UN torture expert: No solitary confinement for people with mental disabilities
21 October 2011, Budapest, Hungary. MDAC welcomes Wednesday’s statement by Juan Méndez, the UN Special Rapporteur on Torture, to the UN General Assembly recommending solitary confinement be banned in all but exceptional circumstances.
In his report, originally issued in August 2011, Mr Méndez defines solitary confinement as “the physical and social isolation of individuals who are confined to their cells for 22 to 24 hours a day”. He highlights individuals who are places into positions of considerable vulnerability: (a) lesbian, gay, bisexual and transgender people, (b) juveniles and (c) people with mental disabilities. Mr Méndez says that people with disabilities are sometimes held in solitary confinement “as a substitute for proper medical or psychiatric care or owing to the lack of other institutional housing options”. He points to research findings which indicate that solitary confinement can result in “severe exacerbation of a previously existing mental condition,” as well as a dramatic deterioration of prisoners with mental health issues.
Oliver Lewis, MDAC Executive Director said, “We recommend Mr Méndez’s report to Ministers of Justice and Ministers of Health in all countries. They should think creatively with people with disabilities about how to end the use of solitary confinement of people with disabilities in penitentiary institutions, and in other places of detention too.”
MDAC particularly welcomes the link made in the report between solitary confinement and the harm caused by social isolation. Social isolation is a common feature of many institutions which house people with intellectual disabilities or people with psycho-social disabilities. These institutions may be prisons, psychiatric hospitals or social care homes. In MDAC’s experience, the public’s access to such institutions is often limited and the right of inmates/patients to have contact to the outside world is often curtailed. These factors make it difficult for people to return to the community. Furthermore, the risk of abuses and ill-treatment is heightened in such places of detention, where human rights violations can take place with frequency and impunity.

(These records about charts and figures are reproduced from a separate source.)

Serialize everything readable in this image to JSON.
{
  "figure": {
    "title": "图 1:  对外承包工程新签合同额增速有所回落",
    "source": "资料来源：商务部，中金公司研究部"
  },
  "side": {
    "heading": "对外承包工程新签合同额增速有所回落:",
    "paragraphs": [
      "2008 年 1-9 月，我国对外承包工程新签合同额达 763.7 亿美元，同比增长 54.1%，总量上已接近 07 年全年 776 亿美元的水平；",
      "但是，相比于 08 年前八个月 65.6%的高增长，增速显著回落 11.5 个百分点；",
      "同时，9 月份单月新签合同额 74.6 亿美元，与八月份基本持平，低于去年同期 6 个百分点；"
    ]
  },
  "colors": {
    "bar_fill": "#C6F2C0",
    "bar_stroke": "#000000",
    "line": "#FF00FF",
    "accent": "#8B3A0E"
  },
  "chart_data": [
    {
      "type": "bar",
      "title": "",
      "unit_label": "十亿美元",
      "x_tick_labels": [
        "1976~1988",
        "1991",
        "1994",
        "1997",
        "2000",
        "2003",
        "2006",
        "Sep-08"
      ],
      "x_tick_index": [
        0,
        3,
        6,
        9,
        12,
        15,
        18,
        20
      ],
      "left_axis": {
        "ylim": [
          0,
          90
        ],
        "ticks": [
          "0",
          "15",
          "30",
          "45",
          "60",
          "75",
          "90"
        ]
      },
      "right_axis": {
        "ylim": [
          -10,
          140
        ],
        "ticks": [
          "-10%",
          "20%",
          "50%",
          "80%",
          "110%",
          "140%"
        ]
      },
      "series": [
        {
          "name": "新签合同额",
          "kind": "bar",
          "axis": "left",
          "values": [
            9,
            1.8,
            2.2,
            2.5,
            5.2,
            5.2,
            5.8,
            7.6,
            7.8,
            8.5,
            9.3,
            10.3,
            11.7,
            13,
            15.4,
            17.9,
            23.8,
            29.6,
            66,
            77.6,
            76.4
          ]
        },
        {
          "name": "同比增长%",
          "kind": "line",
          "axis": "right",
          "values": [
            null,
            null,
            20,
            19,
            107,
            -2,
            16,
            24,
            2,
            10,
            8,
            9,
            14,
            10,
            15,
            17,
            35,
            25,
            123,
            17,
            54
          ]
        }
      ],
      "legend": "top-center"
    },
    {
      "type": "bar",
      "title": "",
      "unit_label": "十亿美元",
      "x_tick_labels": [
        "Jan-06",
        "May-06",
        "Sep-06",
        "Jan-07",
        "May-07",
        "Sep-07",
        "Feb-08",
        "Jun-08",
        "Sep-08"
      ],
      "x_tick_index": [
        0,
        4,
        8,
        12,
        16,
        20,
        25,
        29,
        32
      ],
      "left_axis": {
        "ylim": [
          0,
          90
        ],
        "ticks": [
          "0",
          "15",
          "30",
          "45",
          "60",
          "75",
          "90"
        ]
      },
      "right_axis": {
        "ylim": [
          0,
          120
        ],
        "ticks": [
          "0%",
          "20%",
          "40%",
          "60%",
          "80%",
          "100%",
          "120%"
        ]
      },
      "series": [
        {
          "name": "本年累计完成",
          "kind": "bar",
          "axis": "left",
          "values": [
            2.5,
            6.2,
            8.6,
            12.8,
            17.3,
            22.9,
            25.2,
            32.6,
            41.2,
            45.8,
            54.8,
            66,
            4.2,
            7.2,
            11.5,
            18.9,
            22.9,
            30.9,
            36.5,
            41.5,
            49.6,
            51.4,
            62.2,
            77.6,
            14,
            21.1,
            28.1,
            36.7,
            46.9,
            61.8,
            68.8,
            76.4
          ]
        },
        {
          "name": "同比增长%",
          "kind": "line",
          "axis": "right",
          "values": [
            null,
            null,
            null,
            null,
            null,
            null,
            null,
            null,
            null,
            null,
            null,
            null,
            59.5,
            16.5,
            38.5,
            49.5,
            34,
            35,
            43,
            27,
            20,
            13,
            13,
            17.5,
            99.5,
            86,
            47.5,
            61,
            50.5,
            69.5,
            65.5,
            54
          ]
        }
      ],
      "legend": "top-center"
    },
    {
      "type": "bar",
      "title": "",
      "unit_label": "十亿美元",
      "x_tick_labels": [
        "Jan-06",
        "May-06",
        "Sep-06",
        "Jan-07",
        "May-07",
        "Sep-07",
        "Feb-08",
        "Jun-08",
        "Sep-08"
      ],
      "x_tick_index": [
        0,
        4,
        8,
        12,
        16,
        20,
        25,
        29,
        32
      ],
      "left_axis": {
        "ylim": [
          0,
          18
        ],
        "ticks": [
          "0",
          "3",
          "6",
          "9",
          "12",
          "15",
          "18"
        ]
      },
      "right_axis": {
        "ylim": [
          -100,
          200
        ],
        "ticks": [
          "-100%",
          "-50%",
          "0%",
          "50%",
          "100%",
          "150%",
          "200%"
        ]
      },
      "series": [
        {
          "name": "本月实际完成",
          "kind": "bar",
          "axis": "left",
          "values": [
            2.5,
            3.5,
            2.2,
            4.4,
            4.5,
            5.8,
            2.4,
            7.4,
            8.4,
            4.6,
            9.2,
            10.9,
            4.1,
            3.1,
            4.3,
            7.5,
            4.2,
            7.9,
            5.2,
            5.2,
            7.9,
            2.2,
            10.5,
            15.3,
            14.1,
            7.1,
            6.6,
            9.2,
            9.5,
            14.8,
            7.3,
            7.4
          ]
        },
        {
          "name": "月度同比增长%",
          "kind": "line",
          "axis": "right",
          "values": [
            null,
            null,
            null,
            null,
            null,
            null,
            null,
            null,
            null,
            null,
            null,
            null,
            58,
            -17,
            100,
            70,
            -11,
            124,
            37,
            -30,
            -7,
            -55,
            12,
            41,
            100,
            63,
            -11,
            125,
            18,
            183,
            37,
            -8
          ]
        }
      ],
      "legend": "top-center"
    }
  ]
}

Mr Méndez’s robust approach to solitary confinement follows a ground-breaking report in 2008 by Manfred Nowak, the previous UN Special Rapporteur on Torture. His report highlighted how people with disabilities are held in solitary confinement in psychiatric and social care institutions for control and punishment, and noted that the prolonged use of such confinement may constitute torture or ill-treatment which is an absolute right for which no justifications are accepted.